How to use Google Caja HTML/CSS sanitizer JS library in Java

2.4k Views Asked by At

I have a Java API that accepts a custom CSS field. I need to sanitize the CSS before storing it in my database and would like to use Google Caja for this.

First, I tried running the Google Caja HTML/CSS sanitizer JavaScript library using the Rhino JavaScript engine. Unfortunately, that didn't work because that library depends heavily on the existence of a DOM (specifically, the window object).

Next, I imported the Caja project from the Maven repository. I looked through some of the tests, but could not find an example of how to use the sanitizer.

I could try bringing the browser to the server, but that seems a bit excessive.

Has anyone been able to use Caja to sanitize a CSS string in Java?

Thanks in advance!

2

There are 2 best solutions below

2
Pau Carre On

Google Caja is also a "Java project" and therefore you can execute anything Caja can do directly in java. For example, you can take a look to a Caja unit test case to validate the CSS directly in java here.

1
seanf On

If you plan to sanitise on a Java server, I would recommend using OWASP HTML Sanitizer, which is apparently based on code from Caja.
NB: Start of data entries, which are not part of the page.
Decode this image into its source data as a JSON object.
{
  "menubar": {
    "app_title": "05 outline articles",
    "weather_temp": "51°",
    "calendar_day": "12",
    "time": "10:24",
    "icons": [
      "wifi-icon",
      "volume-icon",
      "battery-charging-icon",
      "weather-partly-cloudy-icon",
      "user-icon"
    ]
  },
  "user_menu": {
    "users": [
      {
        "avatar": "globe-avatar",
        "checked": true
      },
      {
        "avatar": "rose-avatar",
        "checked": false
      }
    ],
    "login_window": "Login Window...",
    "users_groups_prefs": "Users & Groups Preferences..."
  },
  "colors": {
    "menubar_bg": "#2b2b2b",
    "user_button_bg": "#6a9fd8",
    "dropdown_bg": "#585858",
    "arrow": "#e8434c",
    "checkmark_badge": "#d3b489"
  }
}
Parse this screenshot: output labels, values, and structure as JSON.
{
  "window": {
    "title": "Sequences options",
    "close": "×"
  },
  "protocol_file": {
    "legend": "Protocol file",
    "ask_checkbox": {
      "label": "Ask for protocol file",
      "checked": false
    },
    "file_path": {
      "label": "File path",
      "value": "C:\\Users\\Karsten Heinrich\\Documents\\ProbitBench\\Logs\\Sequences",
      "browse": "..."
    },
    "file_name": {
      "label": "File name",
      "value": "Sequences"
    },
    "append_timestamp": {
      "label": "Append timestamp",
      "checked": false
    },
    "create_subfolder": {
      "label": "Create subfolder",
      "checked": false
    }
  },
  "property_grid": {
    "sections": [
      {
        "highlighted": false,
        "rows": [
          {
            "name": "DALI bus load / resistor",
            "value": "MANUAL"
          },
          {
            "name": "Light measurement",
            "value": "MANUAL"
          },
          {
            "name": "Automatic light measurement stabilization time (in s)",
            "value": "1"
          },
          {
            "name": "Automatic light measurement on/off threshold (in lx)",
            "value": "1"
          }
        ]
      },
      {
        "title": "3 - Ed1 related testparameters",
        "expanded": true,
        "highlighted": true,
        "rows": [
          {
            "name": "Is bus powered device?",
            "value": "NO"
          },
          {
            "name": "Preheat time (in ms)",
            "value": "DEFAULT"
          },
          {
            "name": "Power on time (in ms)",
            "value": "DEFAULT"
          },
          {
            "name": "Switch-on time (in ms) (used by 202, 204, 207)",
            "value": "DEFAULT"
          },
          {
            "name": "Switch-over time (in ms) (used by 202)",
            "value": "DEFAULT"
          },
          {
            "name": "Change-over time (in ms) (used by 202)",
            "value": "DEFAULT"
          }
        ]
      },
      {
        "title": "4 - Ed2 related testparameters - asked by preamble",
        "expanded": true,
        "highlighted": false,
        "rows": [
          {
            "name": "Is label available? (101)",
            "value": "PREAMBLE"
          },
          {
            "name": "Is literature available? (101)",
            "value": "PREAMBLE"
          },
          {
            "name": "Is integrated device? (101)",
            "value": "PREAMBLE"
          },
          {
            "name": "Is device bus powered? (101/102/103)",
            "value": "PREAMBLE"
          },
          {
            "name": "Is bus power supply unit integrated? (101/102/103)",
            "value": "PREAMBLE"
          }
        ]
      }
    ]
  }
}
It includes the ability to sanitise <a> elements to include rel="nofollow".

import org.owasp.html.PolicyFactory;
import static org.owasp.html.Sanitizers.BLOCKS;
import static org.owasp.html.Sanitizers.FORMATTING;
import static org.owasp.html.Sanitizers.IMAGES;
import static org.owasp.html.Sanitizers.LINKS;

PolicyFactory sanitiser = BLOCKS.and(FORMATTING).and(IMAGES).and(LINKS);
String htmlSanitised = sanitiser.sanitize(htmlSource)

Nevertheless, to invoke Caja from Java, this works both with Rhino (Java 7) and Nashorn (Java 8):

import javax.script.Bindings;
import javax.script.ScriptContext;
import javax.script.ScriptEngine;
import javax.script.ScriptEngineManager;
import javax.script.ScriptException;
import java.io.BufferedReader;
import java.io.IOException;
import java.io.InputStreamReader;

public class CajaSanitiser {

    private final ScriptEngine engine;
    private final Bindings bindings;

    public CajaSanitiser() throws IOException, ScriptException {
        this.engine = new ScriptEngineManager().getEngineByName("js");
        this.bindings = engine.getBindings(ScriptContext.ENGINE_SCOPE);
        String scriptName = "com/google/caja/plugin/html-css-sanitizer-minified.js";
        try (BufferedReader reader = getReader(scriptName)) {
            engine.eval(reader);
        }
        String identity = "function identity(value) {return value;}";
        engine.eval(identity);
    }

    private BufferedReader getReader(String name) {
        return new BufferedReader(new InputStreamReader(
                getClass().getClassLoader().getResourceAsStream(name)));
    }

    public String sanitise(String htmlSource) throws ScriptException {
        bindings.put("src", htmlSource);
        // You can use other functions beside 'identity' if you
        // want to transform the html.
        // See https://code.google.com/p/google-caja/wiki/JsHtmlSanitizer
        return (String) engine.eval("html_sanitize(src, identity, identity)");
    }

    public static void main(String[] args) throws Exception {
        CajaSanitiser sanitiser = new CajaSanitiser();
        String source = "<html>\n" +
                "<head>\n" +
                "<style>\n" +
                "h1 {color:blue;}\n" +
                "</style>\n" +
                "</head>\n" +
                "<body>\n" +
                "<h1>A heading</h1>\n" +
                "</body>\n" +
                "</html>";
        System.out.println("Original HTML with CSS:");
        System.out.println(source);
        System.out.println();
        System.out.println("Sanitised HTML:");
        System.out.println(sanitiser.sanitise(source));
    }
}

I used this as part of my Maven configuration:

<dependencies>
    <dependency>
        <groupId>caja</groupId>
        <artifactId>caja</artifactId>
        <version>r5127</version>
    </dependency>
</dependencies>
<repositories>
    <repository>
        <id>caja</id>
        <name>caja</name>
        <url>http://google-caja.googlecode.com/svn/maven</url>
    </repository>
</repositories>